Higher current capabilities of power LEDs enable strobed lighting for vision systems.
Matt Pinter, Smart Vision Lights, and Christos Sarakinos, Future Lighting Solutions
Smart cameras, at a reduced price, have continued to increase capabilities for machine vision applications, but lighting has not kept pace. There is hope, however, if lighting designers take advantage of performance and packaging breakthroughs.
For power LEDs, the relationship between the forward current and the light output is direct, assuming constant temperature. As DC forward current is increased, light output increases.
The first power LED introduced in 1999 by Philips Lumileds had a nominal forward current of 0.35 A and maximum DC forward current of 0.38 A, leaving little room to overdrive the LED for increased light output. Since then, light output has increased significantly, and with the introduction of higher-current packages, red power LEDs now can withstand up to 2.2 A.
Even when DC current increases at the same rate, the relative increase in light output of power LEDs varies from manufacturer to manufacturer and occurs at various rates. Thus, care must be taken to select the appropriate power LED.
The power dissipated through the LED is a product of the forward current, the forward voltage and quantum efficiency. Thus, increasing the drive current also increases the power dissipated. Along with ambient temperature and system thermal resistance, dissipated power is one of the main factors contributing to increased junction temperature. (The junction is the semiconductor die within the power LED that is responsible for light production.)
The light output of a power LED decreases as its junction temperature increases. For some technologies, such as those responsible for producing blue light, this decrease is negligible. For others, such as those responsible for producing red light, it can be significant.
If the junction temperature surpasses the maximum on the product data sheet, the integrity of the silicone encapsulate surrounding the die deteriorates, and the LED fails catastrophically. In addition, an elevated junction temperature causes irreversible degradation over time. So, although greater light output can be achieved by driving power LEDs harder, there is a thermal cost. The increased heat must be properly managed.

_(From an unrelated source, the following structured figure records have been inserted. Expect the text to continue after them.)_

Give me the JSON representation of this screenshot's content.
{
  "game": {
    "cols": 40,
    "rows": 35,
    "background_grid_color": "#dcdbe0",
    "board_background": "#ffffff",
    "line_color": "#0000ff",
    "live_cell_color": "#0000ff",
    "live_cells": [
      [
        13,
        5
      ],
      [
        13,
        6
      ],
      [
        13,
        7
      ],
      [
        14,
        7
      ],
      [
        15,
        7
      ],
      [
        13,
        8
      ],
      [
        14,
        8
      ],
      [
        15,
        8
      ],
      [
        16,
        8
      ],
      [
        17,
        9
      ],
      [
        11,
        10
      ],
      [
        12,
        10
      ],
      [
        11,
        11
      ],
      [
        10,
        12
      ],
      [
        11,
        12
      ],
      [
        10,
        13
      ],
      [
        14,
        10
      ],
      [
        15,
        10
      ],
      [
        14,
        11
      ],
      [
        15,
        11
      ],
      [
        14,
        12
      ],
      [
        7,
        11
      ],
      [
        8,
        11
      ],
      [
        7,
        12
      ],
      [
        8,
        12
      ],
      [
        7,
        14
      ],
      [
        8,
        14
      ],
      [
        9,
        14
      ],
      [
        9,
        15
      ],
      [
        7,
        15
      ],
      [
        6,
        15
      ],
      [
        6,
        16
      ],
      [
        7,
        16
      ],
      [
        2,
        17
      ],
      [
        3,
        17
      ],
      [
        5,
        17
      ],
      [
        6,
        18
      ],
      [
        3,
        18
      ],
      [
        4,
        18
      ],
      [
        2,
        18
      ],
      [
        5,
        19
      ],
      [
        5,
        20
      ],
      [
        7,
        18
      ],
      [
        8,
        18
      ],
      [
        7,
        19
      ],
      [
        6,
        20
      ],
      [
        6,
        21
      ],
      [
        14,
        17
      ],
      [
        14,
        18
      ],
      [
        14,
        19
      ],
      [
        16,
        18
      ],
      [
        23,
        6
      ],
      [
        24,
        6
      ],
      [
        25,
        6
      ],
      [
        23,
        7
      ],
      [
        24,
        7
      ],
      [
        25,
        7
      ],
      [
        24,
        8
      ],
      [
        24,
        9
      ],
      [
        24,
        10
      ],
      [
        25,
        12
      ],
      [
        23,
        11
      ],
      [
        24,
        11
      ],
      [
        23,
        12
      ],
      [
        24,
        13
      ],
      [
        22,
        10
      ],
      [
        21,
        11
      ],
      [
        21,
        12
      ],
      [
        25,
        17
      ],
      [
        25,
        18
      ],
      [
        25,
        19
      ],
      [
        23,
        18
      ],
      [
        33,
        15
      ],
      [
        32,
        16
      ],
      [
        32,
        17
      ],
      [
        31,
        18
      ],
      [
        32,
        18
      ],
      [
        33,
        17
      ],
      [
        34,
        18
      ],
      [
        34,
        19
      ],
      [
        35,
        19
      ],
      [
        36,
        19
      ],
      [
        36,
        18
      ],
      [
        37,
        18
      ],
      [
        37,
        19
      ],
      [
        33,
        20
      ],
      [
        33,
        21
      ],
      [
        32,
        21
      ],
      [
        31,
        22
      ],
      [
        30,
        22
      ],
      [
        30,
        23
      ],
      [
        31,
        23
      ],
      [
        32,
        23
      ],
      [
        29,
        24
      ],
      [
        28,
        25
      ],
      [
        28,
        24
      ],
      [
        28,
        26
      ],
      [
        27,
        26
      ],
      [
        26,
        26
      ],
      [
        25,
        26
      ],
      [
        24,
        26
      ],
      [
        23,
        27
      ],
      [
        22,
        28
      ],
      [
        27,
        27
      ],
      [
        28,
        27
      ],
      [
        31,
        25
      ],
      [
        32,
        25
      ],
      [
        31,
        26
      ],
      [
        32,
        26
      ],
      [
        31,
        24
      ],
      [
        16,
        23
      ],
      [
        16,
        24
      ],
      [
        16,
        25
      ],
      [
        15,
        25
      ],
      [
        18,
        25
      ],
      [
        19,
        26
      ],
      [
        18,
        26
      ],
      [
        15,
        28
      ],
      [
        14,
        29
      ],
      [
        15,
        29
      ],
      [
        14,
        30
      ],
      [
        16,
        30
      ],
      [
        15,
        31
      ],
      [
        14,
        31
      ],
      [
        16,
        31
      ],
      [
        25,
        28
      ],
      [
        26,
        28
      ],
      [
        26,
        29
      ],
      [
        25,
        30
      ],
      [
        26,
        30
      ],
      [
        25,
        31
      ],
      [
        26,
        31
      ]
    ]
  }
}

From a thermal standpoint, power LEDs differ from other sources. Unlike traditional LEDs, they have separate electrical and thermal paths. And unlike conventional lighting, they do not radiate heat forward, but instead conduct it through the slug to the underside of the device. From there, the heat generally moves to the board, to the heat sink and, finally, to the air.
When using high-power LEDs in high-current applications such as vision system lighting, a large, bulky heat sink or thermoelectric cooler is needed to maintain a reasonable junction temperature. Although heat sinks made from aluminum and copper dissipate heat quickly and efficiently, they are costly to manufacture and difficult to design. Nevertheless, to ensure proper operation and to prevent power LED failure, many lighting manufacturers are designing such costly, elaborate systems to ensure necessary heat dissipation capabilities.
Strobing for machine vision
However, there is a way to lessen the heat dissipation needs in machine vision applications. More than 90 percent of machine vision applications can strobe the light used for the inspection. A strobe is an extremely short burst or pulse of light at a higher than normal intensity, synchronized with the image acquisition in a camera. The majority of cameras are set up to use strobed light sources. If strobed, lighting can be designed with far less heat sinking, resulting in simpler designs and tangible cost savings.
When a power LED is turned on, the power dissipates, and the thermal characteristics of the system components determine the thermal response time constants that, in turn, govern the temperature rise and fall times. The junction temperature rises sharply when the LED is on and decreases sharply when it turns off (Figure 1). Hence, strobing the LEDs gives the junction temperature time to drop, minimizing the heat sinking needed.
Figure 1. Strobing of power LEDs gives the junction temperature time to decrease. The red lines show the steady-state response of a power LED that is in constant DC operation.
Frequency and duty cycle can control the junction temperature of machine vision lighting systems. A low duty cycle (typically between 6 and 12 percent) is very forgiving. Thus, in a pulsed system with a low duty cycle, the junction temperature is affected heavily by frequency, and so frequency determines the amount of heat sinking that is required.
The calculations that predict junction temperature by taking into account all the factors involved are complicated and time-consuming. The effect of frequency, in particular, is not straightforward. Fortunately, there is thermal simulation software with built-in models of power LEDs and with transient simulation capabilities.
Strobing of power LEDs allows a lower junction temperature with increased light; conversely, if the light-output level is acceptable, strobing the power LEDs allows greatly reduced heat sinking (Figure 2). As a result, the size and cost of heat sinking will be reduced. This technique finally will allow camera lighting to achieve up to a 200 percent increase in light at reduced cost, letting it catch up with smart cameras.
Figure 2. The junction temperature of a red Luxeon III emitter at 2.2 A at constant forward current, strobed at a duty cycle of 12 percent and of 6 percent, is compared.